Stream Routing: hash(streamId) % ring_size determines owning node Load Balancing: Virtual nodes provide even distribution Fault Tolerance: Ring rebalances automatically on node join/leave

Benefits:

  • Linear scalability with node count
  • Automatic failover and recovery
  • Deterministic stream routing
  • No single point of failure

Similar to: Temporal's matching service architecture (proven at scale)


API Design: Object-Only Output with Simplified Schemas (2025-07-31)

Decision: Support only object type for output field and remove verbose response schemas.

Context: Initial API design supported multiple output types (string, binary, object) with complex response schemas.

Simplifications:

  • Output Type: Only JSON objects (map[string]interface{} in Go)
  • Response Schemas: Removed SendResponse and ErrorResponse
  • Metadata: Replaced complex metadata with simple ttl field
  • Position: Removed position field (resumeToken sufficient for replay)

Benefits:

  • Simpler client integration
  • Reduced API surface area
  • JSON-native messaging
  • Cleaner response handling

Note: Later updated to support interface{} (any JSON value) for maximum flexibility.


Initial API Design: Stream-Based Matching with Long Polling (2025-07-31)

Decision: Design pub-sub API around streamID-based topic routing with long-polling for efficiency.

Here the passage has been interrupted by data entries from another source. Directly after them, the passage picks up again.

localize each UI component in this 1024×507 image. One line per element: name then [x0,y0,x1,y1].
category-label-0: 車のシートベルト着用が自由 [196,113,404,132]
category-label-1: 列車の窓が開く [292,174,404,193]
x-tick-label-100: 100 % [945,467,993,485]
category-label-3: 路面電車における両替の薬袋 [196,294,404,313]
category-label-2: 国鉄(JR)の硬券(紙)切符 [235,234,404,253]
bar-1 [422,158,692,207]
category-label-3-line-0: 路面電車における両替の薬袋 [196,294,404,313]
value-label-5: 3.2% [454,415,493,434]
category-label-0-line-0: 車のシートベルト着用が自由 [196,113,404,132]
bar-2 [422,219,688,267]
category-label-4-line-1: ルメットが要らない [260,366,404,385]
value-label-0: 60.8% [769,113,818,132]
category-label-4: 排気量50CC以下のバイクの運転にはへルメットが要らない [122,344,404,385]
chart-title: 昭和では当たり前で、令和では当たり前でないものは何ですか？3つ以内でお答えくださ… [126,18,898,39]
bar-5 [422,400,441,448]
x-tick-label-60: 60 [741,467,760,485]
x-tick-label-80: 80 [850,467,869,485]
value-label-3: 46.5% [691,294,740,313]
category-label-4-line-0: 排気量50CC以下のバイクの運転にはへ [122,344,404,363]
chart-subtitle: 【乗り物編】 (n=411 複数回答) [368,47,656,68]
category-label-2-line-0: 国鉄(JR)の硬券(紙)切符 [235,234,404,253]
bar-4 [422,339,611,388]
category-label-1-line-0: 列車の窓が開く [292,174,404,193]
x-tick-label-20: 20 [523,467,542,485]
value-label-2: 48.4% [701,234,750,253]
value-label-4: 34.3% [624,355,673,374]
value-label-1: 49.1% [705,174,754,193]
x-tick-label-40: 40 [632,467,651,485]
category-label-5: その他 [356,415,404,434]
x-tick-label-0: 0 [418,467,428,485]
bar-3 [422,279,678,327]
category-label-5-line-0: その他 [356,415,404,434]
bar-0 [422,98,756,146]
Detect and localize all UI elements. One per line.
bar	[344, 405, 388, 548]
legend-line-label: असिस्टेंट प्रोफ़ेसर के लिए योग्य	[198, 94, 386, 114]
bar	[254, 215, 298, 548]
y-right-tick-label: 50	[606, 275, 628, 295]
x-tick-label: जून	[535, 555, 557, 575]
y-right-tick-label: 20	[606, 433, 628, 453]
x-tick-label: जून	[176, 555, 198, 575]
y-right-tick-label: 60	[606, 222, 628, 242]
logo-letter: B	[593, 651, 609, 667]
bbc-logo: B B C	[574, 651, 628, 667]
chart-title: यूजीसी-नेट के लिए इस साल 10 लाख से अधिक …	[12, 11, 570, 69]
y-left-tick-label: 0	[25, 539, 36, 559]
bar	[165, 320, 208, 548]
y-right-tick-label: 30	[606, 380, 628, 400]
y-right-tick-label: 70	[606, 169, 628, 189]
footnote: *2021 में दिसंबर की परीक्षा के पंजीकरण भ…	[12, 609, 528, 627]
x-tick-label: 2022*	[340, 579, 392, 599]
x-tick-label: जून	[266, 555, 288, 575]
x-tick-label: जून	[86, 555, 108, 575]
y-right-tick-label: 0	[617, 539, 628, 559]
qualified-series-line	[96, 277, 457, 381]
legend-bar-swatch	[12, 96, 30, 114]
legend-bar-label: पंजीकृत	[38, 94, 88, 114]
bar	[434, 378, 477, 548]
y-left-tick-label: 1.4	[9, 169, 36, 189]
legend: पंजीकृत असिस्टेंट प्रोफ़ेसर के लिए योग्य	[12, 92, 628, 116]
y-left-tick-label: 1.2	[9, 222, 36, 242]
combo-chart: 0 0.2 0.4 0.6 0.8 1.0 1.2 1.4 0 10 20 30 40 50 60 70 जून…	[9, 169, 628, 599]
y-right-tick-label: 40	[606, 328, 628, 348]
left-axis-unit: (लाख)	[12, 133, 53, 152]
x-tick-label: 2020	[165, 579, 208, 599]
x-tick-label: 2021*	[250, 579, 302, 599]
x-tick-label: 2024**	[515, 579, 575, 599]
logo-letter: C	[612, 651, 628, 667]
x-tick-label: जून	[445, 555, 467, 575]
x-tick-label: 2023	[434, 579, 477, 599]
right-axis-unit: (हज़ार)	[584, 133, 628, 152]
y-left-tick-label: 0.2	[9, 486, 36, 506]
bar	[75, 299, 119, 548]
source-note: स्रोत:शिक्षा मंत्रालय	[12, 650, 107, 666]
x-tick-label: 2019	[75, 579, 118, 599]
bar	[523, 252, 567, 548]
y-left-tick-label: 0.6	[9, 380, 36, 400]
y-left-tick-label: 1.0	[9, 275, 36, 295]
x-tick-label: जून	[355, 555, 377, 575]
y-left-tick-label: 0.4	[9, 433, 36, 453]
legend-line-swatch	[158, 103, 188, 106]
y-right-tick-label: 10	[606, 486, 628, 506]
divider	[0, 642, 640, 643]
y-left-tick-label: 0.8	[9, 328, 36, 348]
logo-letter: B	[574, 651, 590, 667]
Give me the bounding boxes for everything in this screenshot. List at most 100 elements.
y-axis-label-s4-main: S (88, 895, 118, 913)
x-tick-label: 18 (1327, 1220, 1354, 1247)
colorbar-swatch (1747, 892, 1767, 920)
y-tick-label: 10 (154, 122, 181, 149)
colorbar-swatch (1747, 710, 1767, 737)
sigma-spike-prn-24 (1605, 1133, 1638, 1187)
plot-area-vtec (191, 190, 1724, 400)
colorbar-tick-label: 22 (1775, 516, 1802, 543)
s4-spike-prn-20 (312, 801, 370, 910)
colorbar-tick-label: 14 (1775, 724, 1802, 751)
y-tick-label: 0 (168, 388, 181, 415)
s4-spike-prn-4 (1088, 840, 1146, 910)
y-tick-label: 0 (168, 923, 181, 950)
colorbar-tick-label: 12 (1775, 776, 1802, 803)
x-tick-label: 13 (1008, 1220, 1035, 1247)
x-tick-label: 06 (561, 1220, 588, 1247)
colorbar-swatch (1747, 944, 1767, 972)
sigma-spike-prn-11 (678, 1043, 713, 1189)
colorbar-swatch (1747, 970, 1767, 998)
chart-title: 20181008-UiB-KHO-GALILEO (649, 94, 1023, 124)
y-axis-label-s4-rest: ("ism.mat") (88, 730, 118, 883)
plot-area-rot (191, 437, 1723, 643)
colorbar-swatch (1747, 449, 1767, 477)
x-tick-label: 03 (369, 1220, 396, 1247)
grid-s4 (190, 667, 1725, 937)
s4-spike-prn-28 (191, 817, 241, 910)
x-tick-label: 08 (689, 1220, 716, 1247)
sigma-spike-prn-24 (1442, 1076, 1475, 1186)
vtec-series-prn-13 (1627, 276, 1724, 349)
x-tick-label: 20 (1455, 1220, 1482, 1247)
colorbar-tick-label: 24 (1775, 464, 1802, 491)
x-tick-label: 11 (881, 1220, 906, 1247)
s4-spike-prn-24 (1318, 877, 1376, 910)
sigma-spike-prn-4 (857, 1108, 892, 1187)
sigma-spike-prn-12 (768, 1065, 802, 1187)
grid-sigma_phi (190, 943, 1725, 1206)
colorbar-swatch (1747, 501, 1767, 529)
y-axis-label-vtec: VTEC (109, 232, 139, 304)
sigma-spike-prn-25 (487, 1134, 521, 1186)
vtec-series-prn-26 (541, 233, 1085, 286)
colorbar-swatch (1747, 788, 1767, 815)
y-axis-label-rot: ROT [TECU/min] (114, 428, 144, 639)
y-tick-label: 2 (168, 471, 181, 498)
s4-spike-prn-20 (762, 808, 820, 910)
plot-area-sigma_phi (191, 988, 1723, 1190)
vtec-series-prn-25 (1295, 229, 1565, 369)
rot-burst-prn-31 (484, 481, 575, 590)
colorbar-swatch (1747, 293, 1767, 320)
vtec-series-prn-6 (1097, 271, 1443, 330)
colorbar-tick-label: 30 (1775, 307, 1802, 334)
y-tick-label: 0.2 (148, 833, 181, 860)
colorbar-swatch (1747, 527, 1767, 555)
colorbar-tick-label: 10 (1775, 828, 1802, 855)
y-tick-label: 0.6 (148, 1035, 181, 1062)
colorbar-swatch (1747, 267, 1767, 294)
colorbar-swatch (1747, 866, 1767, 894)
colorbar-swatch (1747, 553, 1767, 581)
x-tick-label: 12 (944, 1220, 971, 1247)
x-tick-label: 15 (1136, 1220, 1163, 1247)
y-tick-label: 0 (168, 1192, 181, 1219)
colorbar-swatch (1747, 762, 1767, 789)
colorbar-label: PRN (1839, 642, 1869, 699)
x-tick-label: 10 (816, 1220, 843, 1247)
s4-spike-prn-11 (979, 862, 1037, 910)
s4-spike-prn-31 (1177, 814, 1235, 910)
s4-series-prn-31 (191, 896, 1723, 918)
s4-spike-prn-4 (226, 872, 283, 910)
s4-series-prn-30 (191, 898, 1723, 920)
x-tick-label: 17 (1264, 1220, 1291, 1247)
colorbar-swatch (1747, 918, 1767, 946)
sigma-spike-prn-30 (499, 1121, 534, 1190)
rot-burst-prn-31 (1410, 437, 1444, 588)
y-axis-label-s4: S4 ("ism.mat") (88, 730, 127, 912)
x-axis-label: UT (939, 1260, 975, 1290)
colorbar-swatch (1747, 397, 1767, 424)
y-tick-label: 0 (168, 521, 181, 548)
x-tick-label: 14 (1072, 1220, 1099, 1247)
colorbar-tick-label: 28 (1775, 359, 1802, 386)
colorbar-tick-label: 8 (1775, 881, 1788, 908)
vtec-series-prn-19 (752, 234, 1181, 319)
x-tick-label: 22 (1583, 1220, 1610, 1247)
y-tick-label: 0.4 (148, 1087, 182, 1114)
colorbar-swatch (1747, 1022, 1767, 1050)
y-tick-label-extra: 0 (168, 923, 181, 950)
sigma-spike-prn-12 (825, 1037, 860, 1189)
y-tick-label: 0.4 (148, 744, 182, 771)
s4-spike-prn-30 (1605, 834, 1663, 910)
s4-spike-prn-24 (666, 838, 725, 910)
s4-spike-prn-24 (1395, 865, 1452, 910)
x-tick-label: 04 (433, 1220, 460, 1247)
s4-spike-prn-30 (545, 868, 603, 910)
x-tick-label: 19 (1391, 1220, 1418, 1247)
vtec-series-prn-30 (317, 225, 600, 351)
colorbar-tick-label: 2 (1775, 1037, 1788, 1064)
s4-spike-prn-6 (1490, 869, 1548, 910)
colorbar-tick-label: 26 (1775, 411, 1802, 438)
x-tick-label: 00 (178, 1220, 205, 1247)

Context: Need to connect message publishers with subscribers in real-time without direct connections.

Core Concepts:

  • StreamID: Topic identifier for message routing
  • Long Polling: Efficient network usage vs short polling
  • Dual Storage: In-memory real-time + optional persistence
  • Resume Tokens: Replay capability for persistent messages

API Endpoints:

  • POST /api/v1/streams/send - Publish messages
  • GET /api/v1/streams/receive - Subscribe with long-polling

Error Handling: HTTP 424 (Failed Dependency) for timeout scenarios

Rationale: Long-polling provides better network efficiency than WebSocket for sporadic messaging patterns while maintaining simplicity.